Leitura sem censura - Cachaça para inglês ver - por Adilson Cardoso

Jornal O Norte
Publicado em 29/04/2008 às 10:01.Atualizado em 15/11/2021 às 07:31.


Acaba de cair um mito, que há muito era sustentado no interior dos meus desatinos inconscientes. Como o pequeno Bob Generick, do Fantástico Mundo de Bob, eu imaginava Salinas como uma cidade decorada com palhas de cana, orelhões em forma de garrafas com nomes dos seus produtos estampados, pessoas educadas festejando os turistas com um caneco de Havana ou uma taça de Seleta, talvez Boazinha, Asa Branca, Meia Lua, Paladar, Monte Alto, Java e outras mais.



Nos meus pensamentos incluía-se também uma utópica cidade de garotos e garotas amparados pelo poder da publicidade da cachaça, vivendo numa pequena aldeia de primeiro mundo, esta  que embala no seu seio o grande artista, músico e cantor Doro do Brasamundo, que mora poucos metros da casa de um garoto de nove anos que passou mal em um evento de ação global, por início de desnutrição. 



Em Salinas não se vêem mendigos sujos, soltos no centro, porque os salinenses não tomam da pinga que é preparada para os estrangeiros, caso queira algum se deliciar do símbolo do lugar terá que desembolsar um real numa dose, para quem está na sarjeta arrastando um cobertor rasgado e um cheiro de perdido, isto é muito dinheiro, com essa quantia aqui em Moc se compra um litro de bufadeira e ainda tem direito de dormir nas sombras deliciosas do parque municipal.



Quando concluí minha tese de decepção sobre Salinas e sua cachaça, pensei então se fizéssemos a mesma coisa com o pequi, trouxéssemos para o grande mercado, fechando as portas no intuito de exportar, no  auge da safra, que a dúzia sai até a 30 centavos, continuasse a um real ou mais. Não teríamos aquecimento no comércio e diminuída queda na desnutrição. É certo que, pelo vigor da fruta, enfrentamos um levante literal da moral dos casais, mas isso é outra história.

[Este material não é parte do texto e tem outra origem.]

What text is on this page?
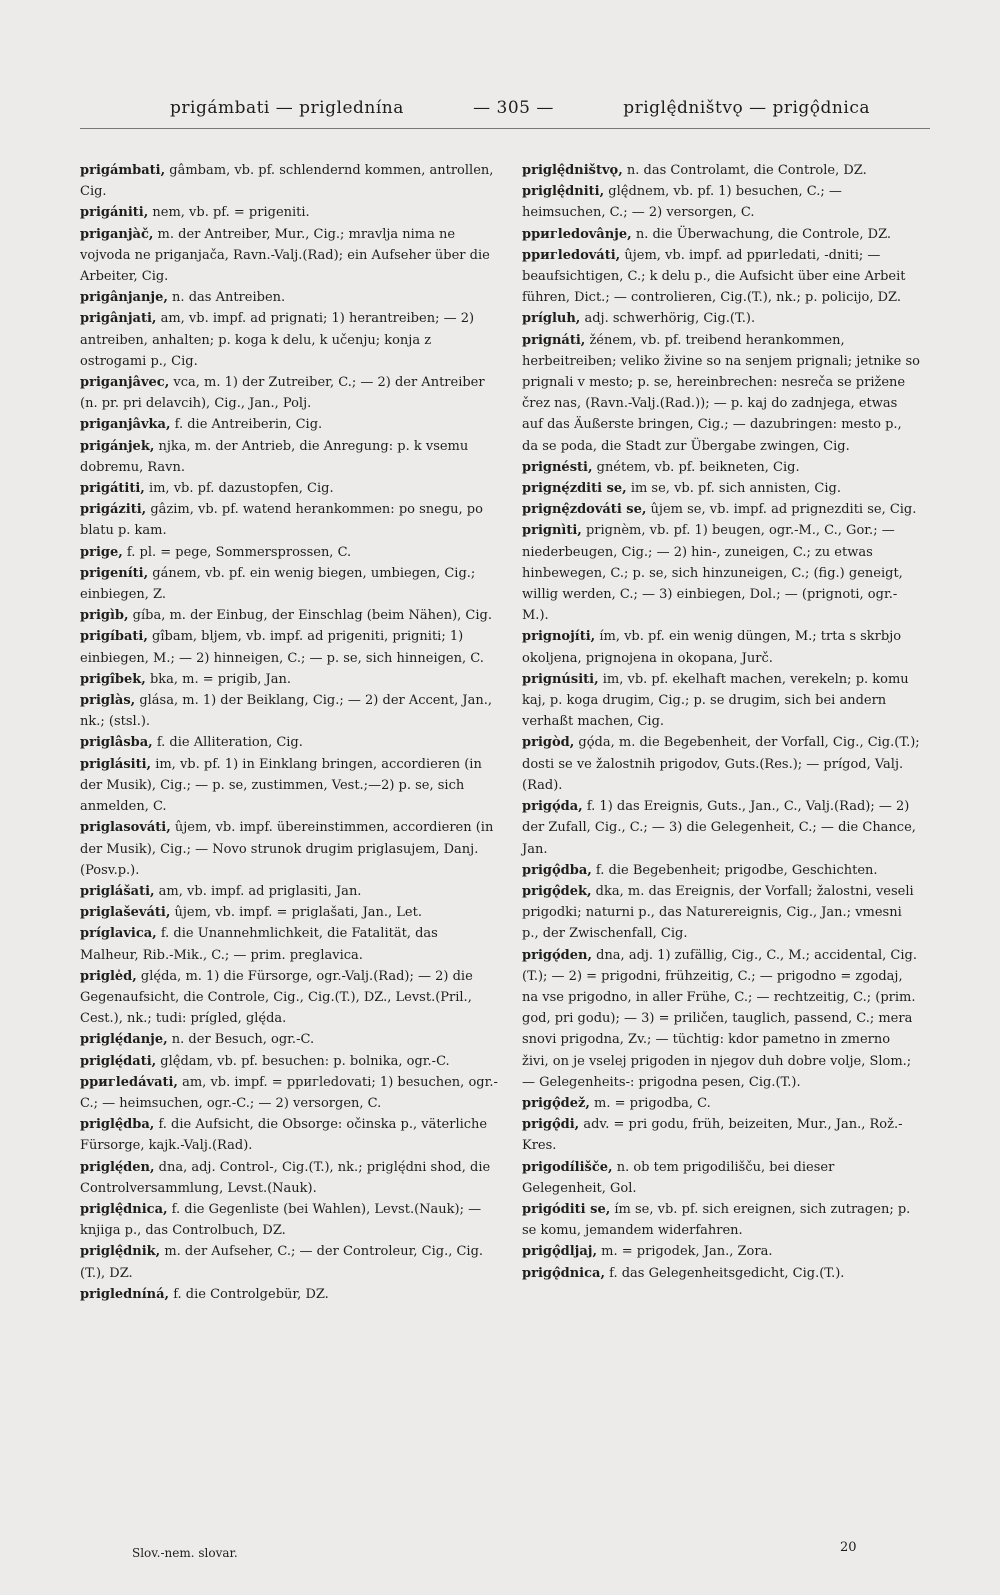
prigámbati — priglednína	— 305 —	priglę̂dništvǫ — prigǫ̂dnica

prigámbati, gâmbam, vb. pf. schlendernd kommen, antrollen, Cig.

prigániti, nem, vb. pf. = prigeniti.

priganjàč, m. der Antreiber, Mur., Cig.; mravlja nima ne vojvoda ne priganjača, Ravn.-Valj.(Rad); ein Aufseher über die Arbeiter, Cig.

prigânjanje, n. das Antreiben.

prigânjati, am, vb. impf. ad prignati; 1) herantreiben; — 2) antreiben, anhalten; p. koga k delu, k učenju; konja z ostrogami p., Cig.

priganjâvec, vca, m. 1) der Zutreiber, C.; — 2) der Antreiber (n. pr. pri delavcih), Cig., Jan., Polj.

priganjâvka, f. die Antreiberin, Cig.

prigánjek, njka, m. der Antrieb, die Anregung: p. k vsemu dobremu, Ravn.

prigátiti, im, vb. pf. dazustopfen, Cig.

prigáziti, gâzim, vb. pf. watend herankommen: po snegu, po blatu p. kam.

prige, f. pl. = pege, Sommersprossen, C.

prigeníti, gánem, vb. pf. ein wenig biegen, umbiegen, Cig.; einbiegen, Z.

prigìb, gíba, m. der Einbug, der Einschlag (beim Nähen), Cig.

prigíbati, gîbam, bljem, vb. impf. ad prigeniti, prigniti; 1) einbiegen, M.; — 2) hinneigen, C.; — p. se, sich hinneigen, C.

prigîbek, bka, m. = prigib, Jan.

priglàs, glása, m. 1) der Beiklang, Cig.; — 2) der Accent, Jan., nk.; (stsl.).

priglâsba, f. die Alliteration, Cig.

priglásiti, im, vb. pf. 1) in Einklang bringen, accordieren (in der Musik), Cig.; — p. se, zustimmen, Vest.;—2) p. se, sich anmelden, C.

priglasováti, ûjem, vb. impf. übereinstimmen, accordieren (in der Musik), Cig.; — Novo strunok drugim priglasujem, Danj.(Posv.p.).

priglášati, am, vb. impf. ad priglasiti, Jan.

priglaševáti, ûjem, vb. impf. = priglašati, Jan., Let.

príglavica, f. die Unannehmlichkeit, die Fatalität, das Malheur, Rib.-Mik., C.; — prim. preglavica.

prigle̍d, glę́da, m. 1) die Fürsorge, ogr.-Valj.(Rad); — 2) die Gegenaufsicht, die Controle, Cig., Cig.(T.), DZ., Levst.(Pril., Cest.), nk.; tudi: prígled, glę́da.

priglę́danje, n. der Besuch, ogr.-C.

priglę́dati, glę̂dam, vb. pf. besuchen: p. bolnika, ogr.-C.

pригledávati, am, vb. impf. = pригledovati; 1) besuchen, ogr.-C.; — heimsuchen, ogr.-C.; — 2) versorgen, C.

priglę̂dba, f. die Aufsicht, die Obsorge: očinska p., väterliche Fürsorge, kajk.-Valj.(Rad).

priglę́den, dna, adj. Control-, Cig.(T.), nk.; priglę́dni shod, die Controlversammlung, Levst.(Nauk).

priglę̂dnica, f. die Gegenliste (bei Wahlen), Levst.(Nauk); — knjiga p., das Controlbuch, DZ.

priglę̂dnik, m. der Aufseher, C.; — der Controleur, Cig., Cig.(T.), DZ.

prigledníná, f. die Controlgebür, DZ.

priglę̂dništvǫ, n. das Controlamt, die Controle, DZ.

priglę̂dniti, glę̂dnem, vb. pf. 1) besuchen, C.; — heimsuchen, C.; — 2) versorgen, C.

pригledovânje, n. die Überwachung, die Controle, DZ.

pригledováti, ûjem, vb. impf. ad pригledati, -dniti; — beaufsichtigen, C.; k delu p., die Aufsicht über eine Arbeit führen, Dict.; — controlieren, Cig.(T.), nk.; p. policijo, DZ.

prígluh, adj. schwerhörig, Cig.(T.).

prignáti, žénem, vb. pf. treibend herankommen, herbeitreiben; veliko živine so na senjem prignali; jetnike so prignali v mesto; p. se, hereinbrechen: nesreča se prižene črez nas, (Ravn.-Valj.(Rad.)); — p. kaj do zadnjega, etwas auf das Äußerste bringen, Cig.; — dazubringen: mesto p., da se poda, die Stadt zur Übergabe zwingen, Cig.

prignésti, gnétem, vb. pf. beikneten, Cig.

prignę́zditi se, im se, vb. pf. sich annisten, Cig.

prignę̂zdováti se, ûjem se, vb. impf. ad prignezditi se, Cig.

prignìti, prignèm, vb. pf. 1) beugen, ogr.-M., C., Gor.; — niederbeugen, Cig.; — 2) hin-, zuneigen, C.; zu etwas hinbewegen, C.; p. se, sich hinzuneigen, C.; (fig.) geneigt, willig werden, C.; — 3) einbiegen, Dol.; — (prignoti, ogr.-M.).

prignojíti, ím, vb. pf. ein wenig düngen, M.; trta s skrbjo okoljena, prignojena in okopana, Jurč.

prignúsiti, im, vb. pf. ekelhaft machen, verekeln; p. komu kaj, p. koga drugim, Cig.; p. se drugim, sich bei andern verhaßt machen, Cig.

prigòd, gǫ́da, m. die Begebenheit, der Vorfall, Cig., Cig.(T.); dosti se ve žalostnih prigodov, Guts.(Res.); — prígod, Valj.(Rad).

prigǫ́da, f. 1) das Ereignis, Guts., Jan., C., Valj.(Rad); — 2) der Zufall, Cig., C.; — 3) die Gelegenheit, C.; — die Chance, Jan.

prigǫ̂dba, f. die Begebenheit; prigodbe, Geschichten.

prigǫ̂dek, dka, m. das Ereignis, der Vorfall; žalostni, veseli prigodki; naturni p., das Naturereignis, Cig., Jan.; vmesni p., der Zwischenfall, Cig.

prigǫ́den, dna, adj. 1) zufällig, Cig., C., M.; accidental, Cig.(T.); — 2) = prigodni, frühzeitig, C.; — prigodno = zgodaj, na vse prigodno, in aller Frühe, C.; — rechtzeitig, C.; (prim. god, pri godu); — 3) = priličen, tauglich, passend, C.; mera snovi prigodna, Zv.; — tüchtig: kdor pametno in zmerno živi, on je vselej prigoden in njegov duh dobre volje, Slom.; — Gelegenheits-: prigodna pesen, Cig.(T.).

prigǫ̂dež, m. = prigodba, C.

prigǫ̂di, adv. = pri godu, früh, beizeiten, Mur., Jan., Rož.-Kres.

prigodílišče, n. ob tem prigodilišču, bei dieser Gelegenheit, Gol.

prigóditi se, ím se, vb. pf. sich ereignen, sich zutragen; p. se komu, jemandem widerfahren.

prigǫ̂dljaj, m. = prigodek, Jan., Zora.

prigǫ̂dnica, f. das Gelegenheitsgedicht, Cig.(T.).

Slov.-nem. slovar.	20
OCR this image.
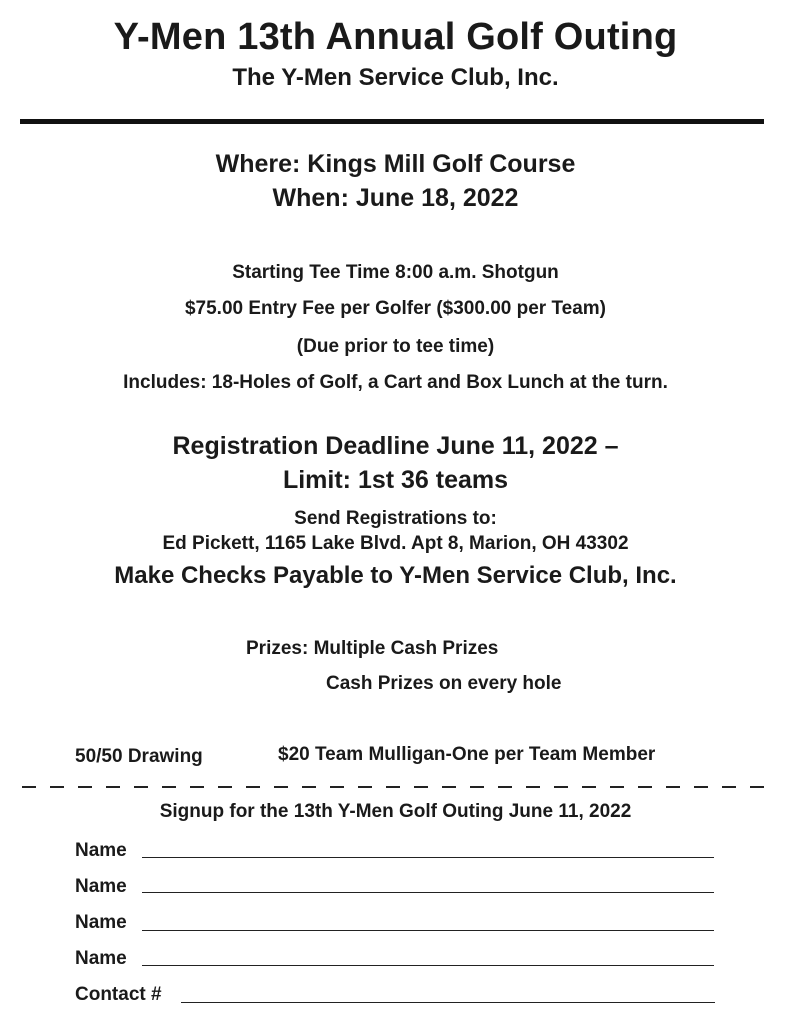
Y-Men 13th Annual Golf Outing
The Y-Men Service Club, Inc.
Where: Kings Mill Golf Course
When: June 18, 2022
Starting Tee Time 8:00 a.m. Shotgun
$75.00 Entry Fee per Golfer ($300.00 per Team)
(Due prior to tee time)
Includes: 18-Holes of Golf, a Cart and Box Lunch at the turn.
Registration Deadline June 11, 2022 –
Limit: 1st 36 teams
Send Registrations to:
Ed Pickett, 1165 Lake Blvd. Apt 8, Marion, OH 43302
Make Checks Payable to Y-Men Service Club, Inc.
Prizes: Multiple Cash Prizes
Cash Prizes on every hole
50/50 Drawing	$20 Team Mulligan-One per Team Member
Signup for the 13th Y-Men Golf Outing June 11, 2022
Name
Name
Name
Name
Contact #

A cidade que teve origem na descoberta das ricas jazidas de sal nas margens dos rios tornou-se município em 1880, desmembrando-se de Rio Pardo de Minas, também se destaca pelo requeijão e a carne de sol, em contraste com a realidade de alguns bairros considerados pobres, como a Vila Canaã, em que pessoas que sobrevivem dos bicos comem irregularmente, outros têm o que comer todos os dias, mas na terra da carne de sol, só de vez em quando enfeitam o arroz e feijão com um pedaço. A educação é outro fator que merecia um olhar mais apurado, crianças desinteressadas em aprender, outras agressivas, que carregam traços nítidos da convivência familiar, não têm o que fazer além daquele tempo que passa na escola.



Não se vêem projetos, não se vê o nome de nenhuma da marcas de cachaça tão famosas no país inteiro, em outdoors, apoiando alguma ação educativa ou até mesmo assistencialista. A escola municipal professora Áurea Paula de Souza trabalha com crianças de 1° a  4° série, acaba de ser assaltada, levaram coisas da dispensa e o único computador, por conta disso está tudo sendo feito a mão de diário de classe.



O ginásio poliesportivo teve seus cadeados arrombados e parte de uma entrada destruída. Diversas ruas de alguns bairros são quase intransitáveis, muito buraco, lama e falta de asfalto. Mas a natureza existe e cerca o lugar com as mais lindas montanhas, por todos os cantos em que se olha as serras estão lá de mãos dadas, como se estivesse numa mágica cantiga de roda, talvez mostrando àqueles que já enxergaram nesse prisma que denuncio que alguém esqueceu de vocês, mas nós estamos aqui.